Best Carols: Hark the Herald

The king of carols has to be Hark the Herald! Despite its continued popularity in our secular age, it contains the very finest theological explanation for the incarnation. Written by Charles Wesley and edited by George Whitefield, there is little wonder it is one of our best. Wesley had originally intended it to be sung to the same tune as Christ the Lord is Risen Today, but Mendelssohn's majestic melody is far more apt. 

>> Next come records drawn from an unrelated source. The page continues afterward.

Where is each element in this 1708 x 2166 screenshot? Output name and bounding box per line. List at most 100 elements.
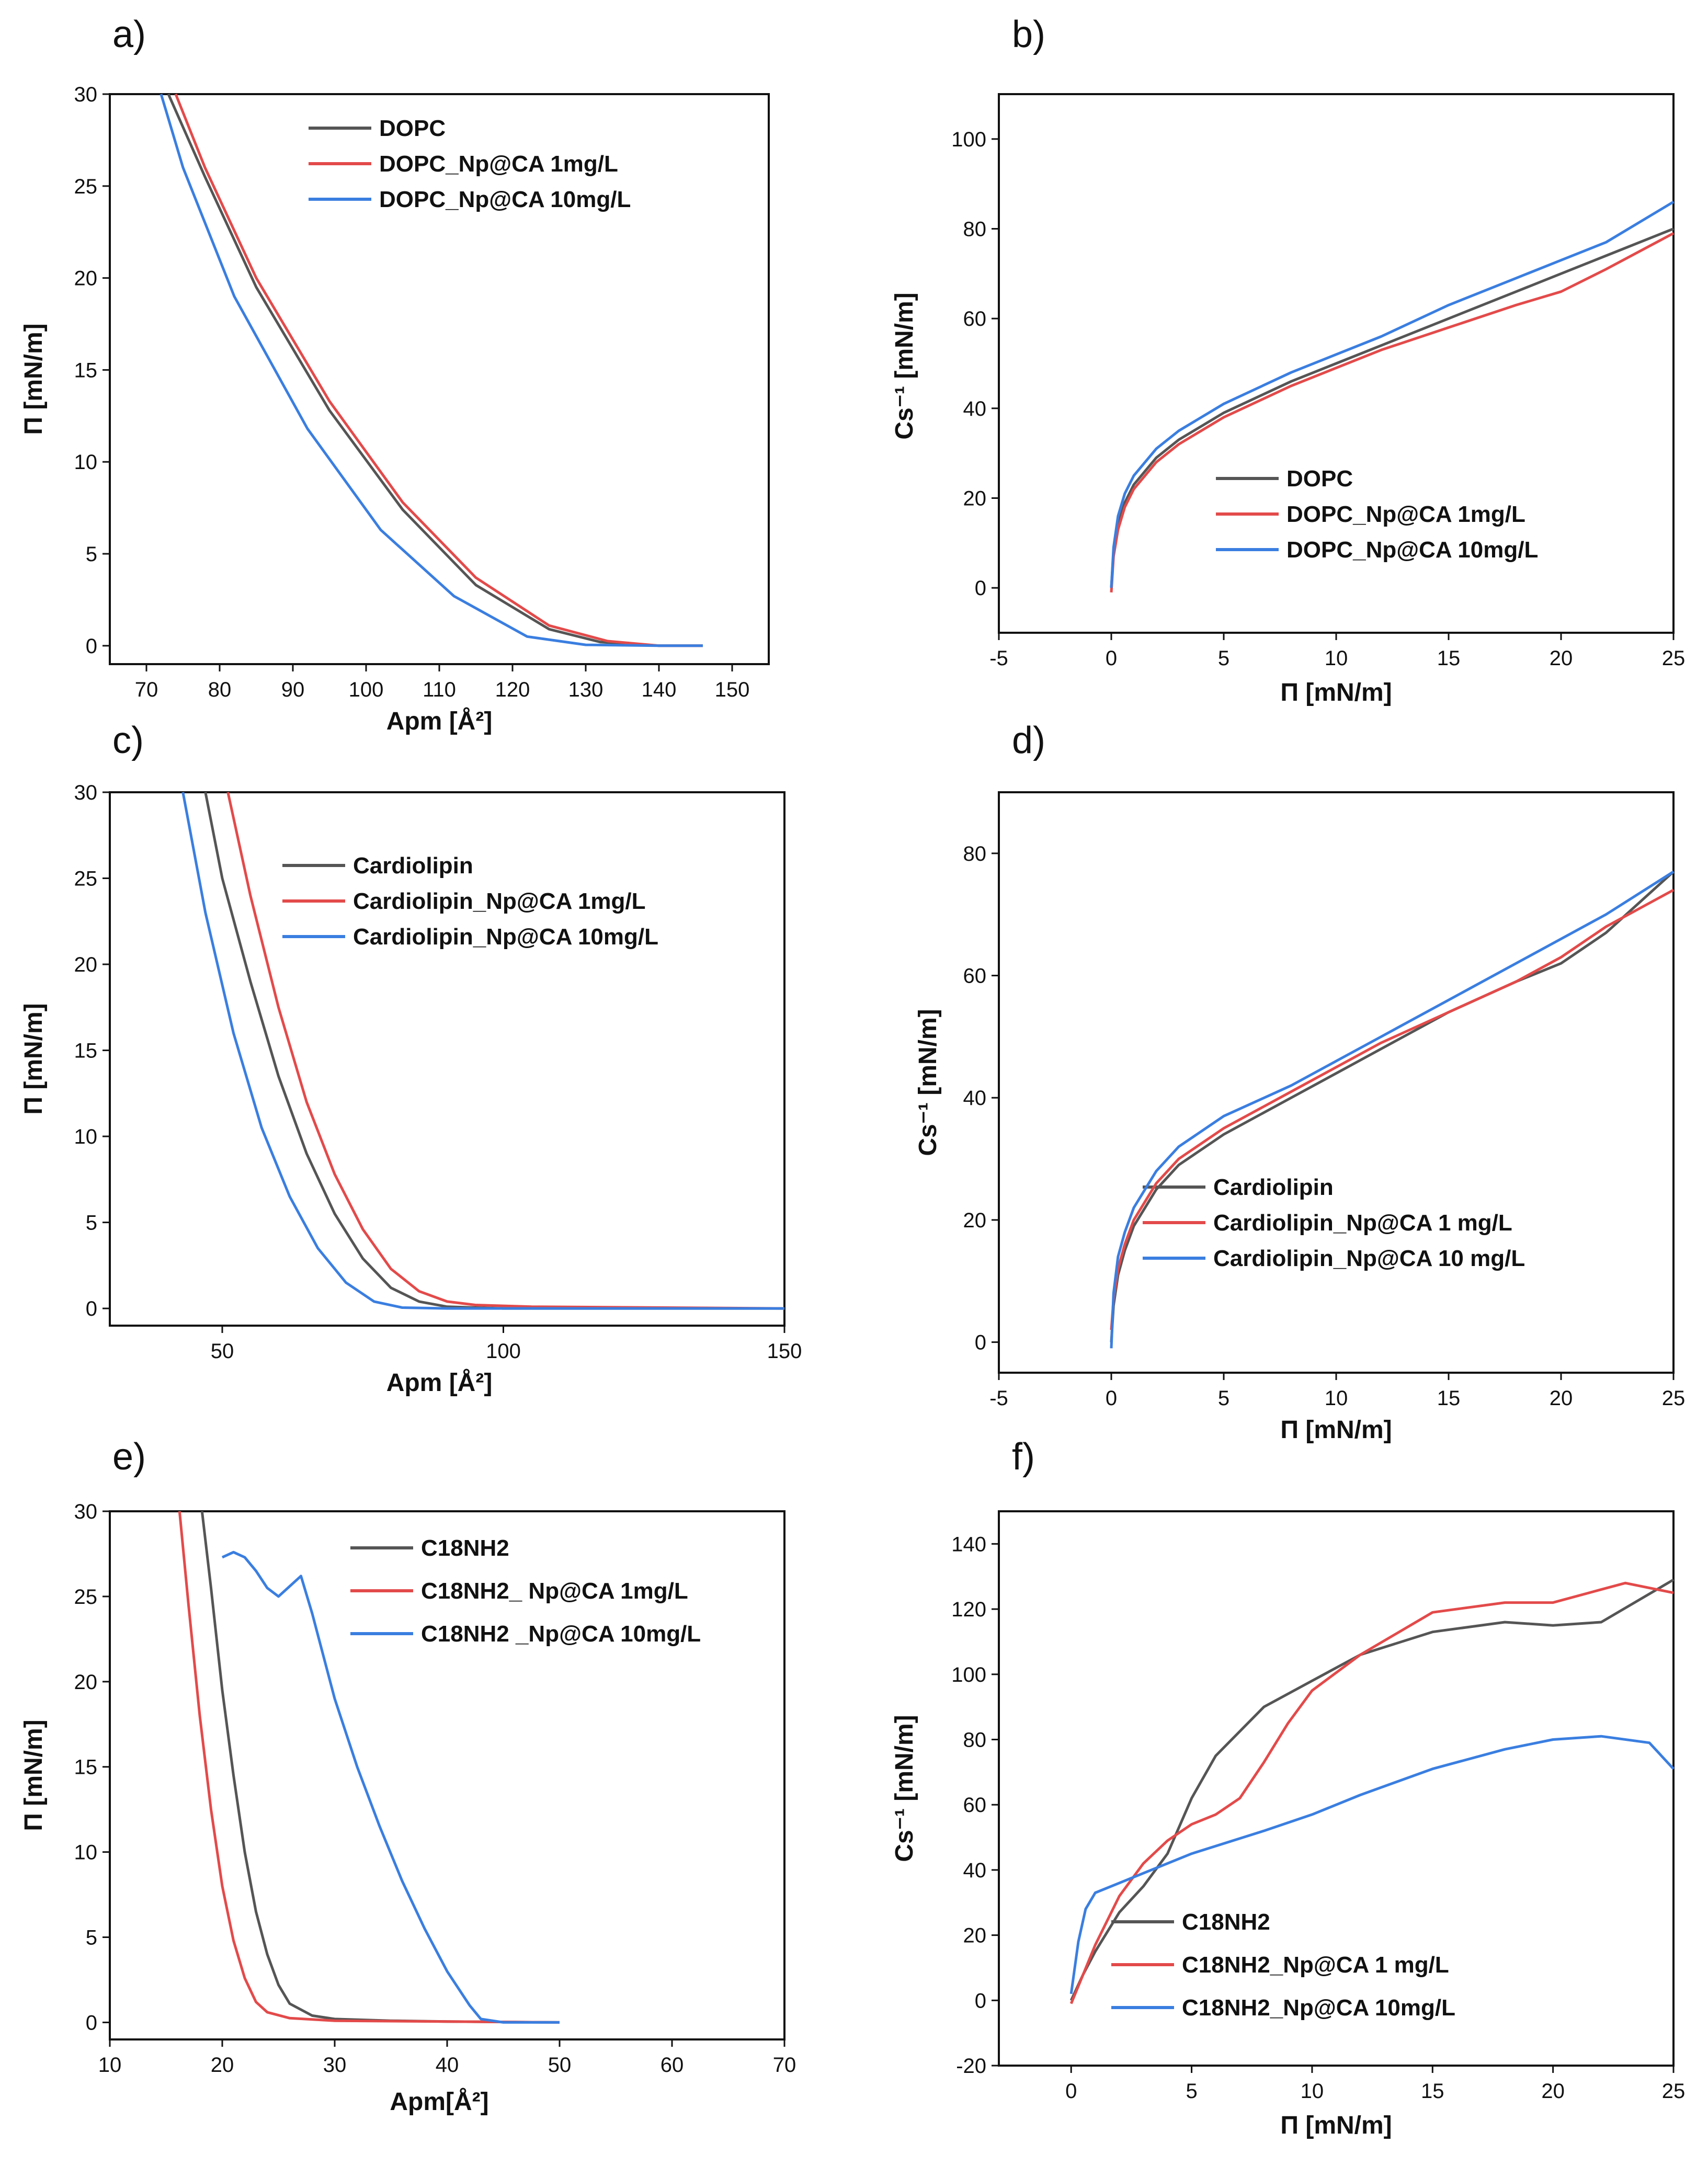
x-tick-label: 20 xyxy=(1541,2080,1565,2103)
x-tick-label: 10 xyxy=(1325,647,1348,670)
x-axis-title: Apm [Å²] xyxy=(386,707,493,735)
series-line-2 xyxy=(1110,232,1675,592)
panel-d: d) -5 0 5 10 15 20 25 0 20 40 60 80 Π [mN/m] Cs⁻¹ [mN/… xyxy=(914,720,1685,1444)
panel-label: c) xyxy=(112,720,144,761)
panel-a: a) 70 80 90 100 110 120 130 140 150 0 5 10 15 20 25 30 Ap… xyxy=(20,14,770,735)
panel-label: b) xyxy=(1012,14,1045,55)
series-line-2 xyxy=(1069,1581,1674,2004)
y-tick-label: 15 xyxy=(74,359,98,382)
y-tick-label: 0 xyxy=(86,635,97,658)
series-line-3 xyxy=(221,1551,560,2024)
y-tick-label: 80 xyxy=(963,218,987,241)
series-line-1 xyxy=(1069,1578,1675,2001)
series-line-1 xyxy=(1110,871,1675,1342)
legend-label: Cardiolipin xyxy=(1213,1175,1334,1200)
y-tick-label: 40 xyxy=(963,397,987,420)
legend-label: C18NH2_ Np@CA 1mg/L xyxy=(421,1578,688,1604)
y-tick-label: 120 xyxy=(951,1598,986,1621)
y-tick-label: 0 xyxy=(975,1989,986,2012)
y-tick-label: 60 xyxy=(963,1794,987,1817)
legend-label: C18NH2 xyxy=(1182,1909,1270,1935)
x-tick-label: 70 xyxy=(135,678,158,701)
legend-label: C18NH2 _Np@CA 10mg/L xyxy=(421,1621,701,1647)
x-tick-label: 25 xyxy=(1662,647,1686,670)
series-line-1 xyxy=(204,792,784,1310)
legend-label: DOPC_Np@CA 10mg/L xyxy=(379,187,631,212)
x-tick-label: 80 xyxy=(208,678,232,701)
x-tick-label: 0 xyxy=(1106,1387,1117,1410)
y-tick-label: 0 xyxy=(975,577,986,600)
y-tick-label: 5 xyxy=(86,1926,97,1950)
series-line-3 xyxy=(1069,1735,1675,1994)
legend-label: Cardiolipin_Np@CA 1 mg/L xyxy=(1213,1210,1512,1236)
y-tick-label: 10 xyxy=(74,1841,98,1864)
x-tick-label: 130 xyxy=(568,678,604,701)
y-tick-label: 15 xyxy=(74,1756,98,1779)
x-tick-label: 5 xyxy=(1218,1387,1229,1410)
y-tick-label: 20 xyxy=(74,953,98,976)
y-axis-title: Π [mN/m] xyxy=(20,1003,48,1114)
x-tick-label: 0 xyxy=(1065,2080,1077,2103)
legend-label: DOPC_Np@CA 1mg/L xyxy=(1286,501,1525,527)
x-tick-label: 60 xyxy=(661,2054,684,2077)
panel-c: c) 50 100 150 0 5 10 15 20 25 30 Apm [Å²] Π [mN/m] Ca… xyxy=(20,720,802,1397)
x-tick-label: 50 xyxy=(211,1340,234,1363)
x-tick-label: 5 xyxy=(1218,647,1229,670)
legend-label: DOPC_Np@CA 1mg/L xyxy=(379,151,618,177)
series-line-3 xyxy=(1110,200,1675,588)
series-line-2 xyxy=(226,792,785,1310)
y-tick-label: 0 xyxy=(86,2011,97,2034)
x-tick-label: 100 xyxy=(349,678,384,701)
plot-frame xyxy=(109,93,770,665)
x-tick-label: 110 xyxy=(423,678,456,701)
y-axis-title: Π [mN/m] xyxy=(20,1719,48,1831)
y-tick-label: -20 xyxy=(956,2055,986,2078)
x-tick-label: 15 xyxy=(1421,2080,1444,2103)
legend-label: DOPC_Np@CA 10mg/L xyxy=(1286,537,1538,563)
y-tick-label: 140 xyxy=(951,1533,986,1556)
x-tick-label: 20 xyxy=(1550,647,1573,670)
panel-label: e) xyxy=(112,1436,146,1478)
x-tick-label: 25 xyxy=(1662,2080,1686,2103)
legend-label: DOPC xyxy=(379,116,446,141)
series-line-2 xyxy=(178,1511,560,2024)
x-tick-label: 30 xyxy=(323,2054,347,2077)
plot-frame xyxy=(998,1510,1675,2067)
panel-label: f) xyxy=(1012,1436,1035,1478)
x-tick-label: 100 xyxy=(486,1340,521,1363)
x-tick-label: 70 xyxy=(773,2054,796,2077)
panel-b: b) -5 0 5 10 15 20 25 0 20 40 60 80 100 Π [mN/m] Cs⁻¹ [… xyxy=(891,14,1685,706)
legend-label: Cardiolipin_Np@CA 1mg/L xyxy=(353,888,646,914)
x-axis-title: Π [mN/m] xyxy=(1280,679,1392,706)
series-line-1 xyxy=(167,93,703,647)
y-tick-label: 25 xyxy=(74,868,98,891)
plot-frame xyxy=(998,791,1675,1374)
x-tick-label: 20 xyxy=(211,2054,234,2077)
y-tick-label: 30 xyxy=(74,781,98,804)
y-axis-title: Π [mN/m] xyxy=(20,323,48,435)
x-tick-label: -5 xyxy=(989,647,1008,670)
y-tick-label: 25 xyxy=(74,175,98,198)
y-tick-label: 60 xyxy=(963,965,987,988)
x-tick-label: 20 xyxy=(1550,1387,1573,1410)
panel-f: f) 0 5 10 15 20 25 -20 0 20 40 60 80 100 120 140 Π [mN/m… xyxy=(891,1436,1685,2139)
panel-label: a) xyxy=(112,14,146,55)
y-tick-label: 5 xyxy=(86,1212,97,1235)
legend-label: Cardiolipin_Np@CA 10 mg/L xyxy=(1213,1246,1525,1271)
series-line-3 xyxy=(1110,870,1675,1349)
x-tick-label: 50 xyxy=(548,2054,572,2077)
x-tick-label: 120 xyxy=(495,678,530,701)
x-axis-title: Apm [Å²] xyxy=(386,1369,493,1397)
y-tick-label: 20 xyxy=(74,267,98,290)
y-tick-label: 0 xyxy=(86,1297,97,1320)
x-tick-label: 5 xyxy=(1186,2080,1197,2103)
y-tick-label: 5 xyxy=(86,543,97,566)
legend-label: C18NH2_Np@CA 10mg/L xyxy=(1182,1995,1455,2021)
y-tick-label: 20 xyxy=(963,1924,987,1947)
x-axis-title: Π [mN/m] xyxy=(1280,2112,1392,2139)
x-tick-label: 10 xyxy=(1325,1387,1348,1410)
x-axis-title: Apm[Å²] xyxy=(390,2088,488,2116)
x-tick-label: 15 xyxy=(1437,1387,1461,1410)
series-line-3 xyxy=(160,94,703,647)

Veiled in flesh the Godhead see

Hail the incarnate Deity!

Pleased as man with man to dwell

Jesus, our Emmanuel

This is a magnificent declaration of Messiah’s divinity and fulfilment of Isaiah’s prophecy. ‘God with us‘ was not just a pleasant affirmation of our humanity, it was a prediction of God becoming man. 

Mild He lays His glory by

Born that man no more may die

Born to raise the sons of earth

Born to give them second birth

I really, really, don’t know how any one singing these lines cannot understand Christ’s mission and the reason for the season. The tragedy of its modern usage is the loss of the final 2 stanzas, which are richly endowed with scriptural imagery:

 

Come, Desire of Nations, come,

Fix in Us thy humble Home,

Rise, the Woman's Conqu'ring Seed,

Bruise in Us the Serpent's Head.

Now display thy saving Pow'r,

Ruin'd Nature now restore,

Now in Mystic Union join

Thine to Ours, and Ours to Thine.

 

Adam's Likeness, LORD, efface,

Stamp thy Image in its Place,

Second Adam from above,

Reinstate us in thy Love.

Let us Thee, tho' lost, regain,

Thee, the Life, the Inner Man:

O! to All Thyself impart,

Form'd in each Believing Heart

 

In keeping with Wesleyan theology, Charles’ final two verses are about God’s sanctifying work in the believer. Having been saved, the Christian’s heart and life become the living space and throne room of the Eternal God; the likeness of the first Adam is expunged, and the Second Adam’s replaces it.